Compared with traditional cinemas, streaming media platforms make audiences’ viewing activities more free and casual in time and space. The compulsion and ritual of the cinema have vanished, the audience will be more relaxed when watching the movie, and enter the state of equal dialogue from passive “watching”. As a result, the text of streaming movies tends to be more open, allowing for multiple interpretations by the audience, unlike traditional distribution companies, whose main goal is theatrical box office, which try to dominate the interpretation of the audience. For example, the marriage story (2017) does not focus on a single point of view in the narrative, but uses the dual perspectives of both men and women in the marriage, and the text has more space for interpretation, this style is reflected in the two characters’ monologues at the beginning of the film.

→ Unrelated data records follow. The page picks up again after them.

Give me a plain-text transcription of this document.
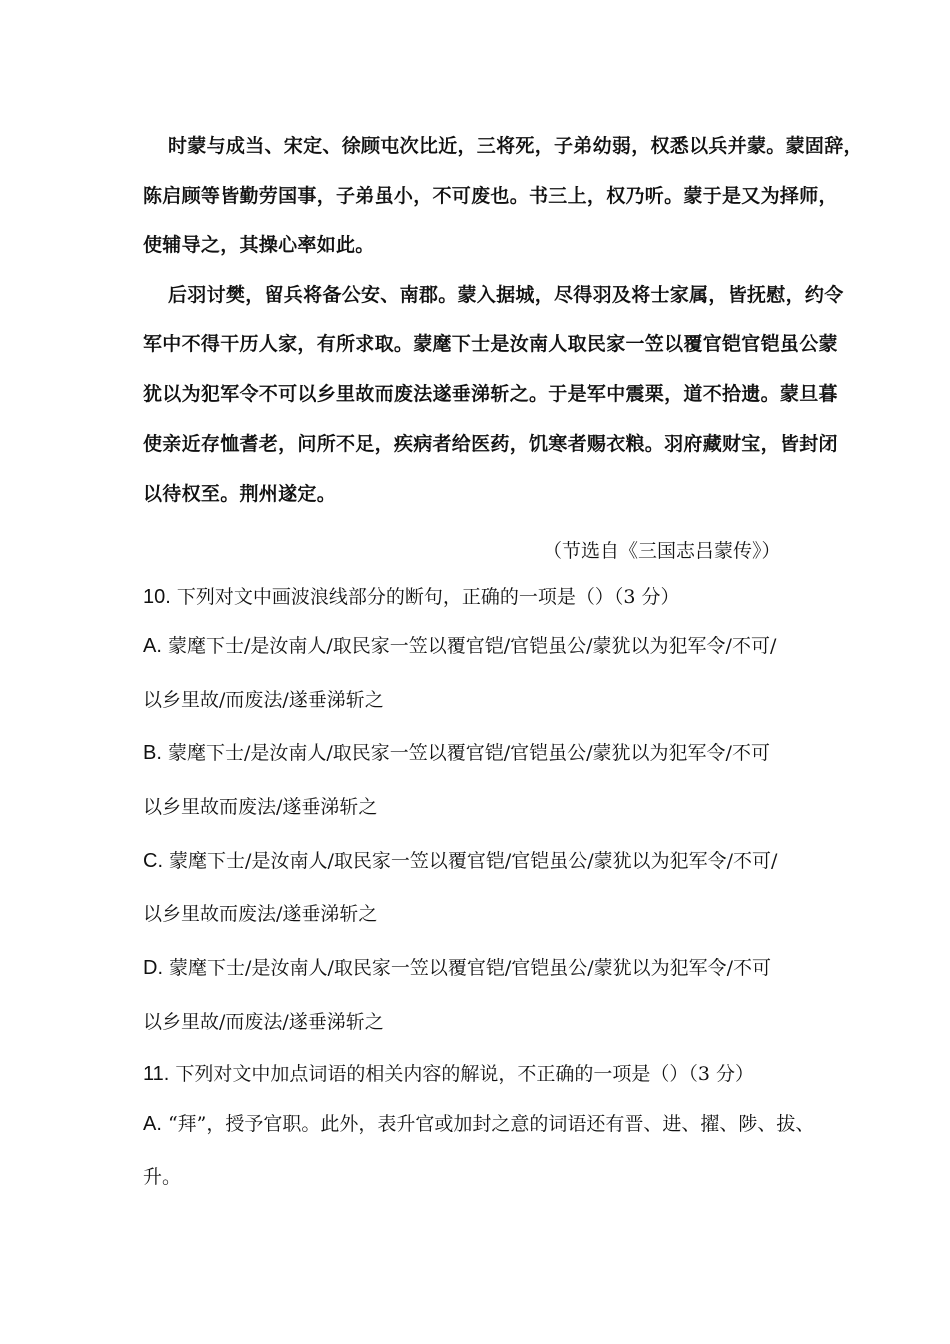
时蒙与成当、宋定、徐顾屯次比近，三将死，子弟幼弱，权悉以兵并蒙。蒙固辞，
陈启顾等皆勤劳国事，子弟虽小，不可废也。书三上，权乃听。蒙于是又为择师，
使辅导之，其操心率如此。
后羽讨樊，留兵将备公安、南郡。蒙入据城，尽得羽及将士家属，皆抚慰，约令
军中不得干历人家，有所求取。蒙麾下士是汝南人取民家一笠以覆官铠官铠虽公蒙
犹以为犯军令不可以乡里故而废法遂垂涕斩之。于是军中震栗，道不拾遗。蒙旦暮
使亲近存恤耆老，问所不足，疾病者给医药，饥寒者赐衣粮。羽府藏财宝，皆封闭
以待权至。荆州遂定。
（节选自《三国志吕蒙传》）
10. 下列对文中画波浪线部分的断句，正确的一项是（）（3 分）
A. 蒙麾下士/是汝南人/取民家一笠以覆官铠/官铠虽公/蒙犹以为犯军令/不可/
以乡里故/而废法/遂垂涕斩之
B. 蒙麾下士/是汝南人/取民家一笠以覆官铠/官铠虽公/蒙犹以为犯军令/不可
以乡里故而废法/遂垂涕斩之
C. 蒙麾下士/是汝南人/取民家一笠以覆官铠/官铠虽公/蒙犹以为犯军令/不可/
以乡里故而废法/遂垂涕斩之
D. 蒙麾下士/是汝南人/取民家一笠以覆官铠/官铠虽公/蒙犹以为犯军令/不可
以乡里故/而废法/遂垂涕斩之
11. 下列对文中加点词语的相关内容的解说，不正确的一项是（）（3 分）
A. “拜”，授予官职。此外，表升官或加封之意的词语还有晋、进、擢、陟、拔、
升。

In addition, because viewers have more physical mobility when streaming, people tend to focus on other things while watching movies, which need to constantly sharpen the audience’s attention. As can be seen from the marriage story, compared with other American family movies, the number and frequency of dialogue is very large, and it is often accompanied by fast editing and some high-emotion quarrel scenes, which is bound to constantly stimulate the senses and keep the audience immersed in the plot. The structure of the film is also more fragmented, breaking the linear narrative mode of traditional family movies, and showing the contradiction between husband and wife in the accumulation of these fragments of plots
One of the characteristics of the marriage story is the long monologue scenes, which is a kind of private expression, and also corresponds to the private viewing experience of streaming media platforms, it was different from the collective viewing of traditional cinemas, as the lack of group constraints, we have more interaction with the film.
Compared with traditional cinemas, streaming media platforms will inevitably face a wider audience, and the strategy of genre narrative will also change. In contrast to other American family films, such as Kramer vs. Kramer (1979) and The Weather Man (2005), traditional American family films tend to focus more on the general life of the American middle class, and marriage story tends to focus on more universal elements. Depictions of divorce and the law tap into modern audiences’ general anxieties about marriage and are less about American cultural elements.
In short, in the context of streaming media distribution, Marriage Story redefines the aesthetic boundaries of family-themed films, showing stronger diversity and inclusiveness, so that the film can touch the global audience.
Reference:
Ford, J. (2019) ‘The netflix effect: Technology and entertainment in the 21st century, Kevin McDonald and Daniel Smith-Rowsey (eds) (2016)’, Journal of Digital Media & Policy, 10(1), pp. 127–129. doi:10.1386/jdmp.10.1.127_5.
Kinder, M. and McPherson, T. (2014) Transmedia frictions: The Digital, the Arts, and the humanities. Oakland, CA: University of California Press.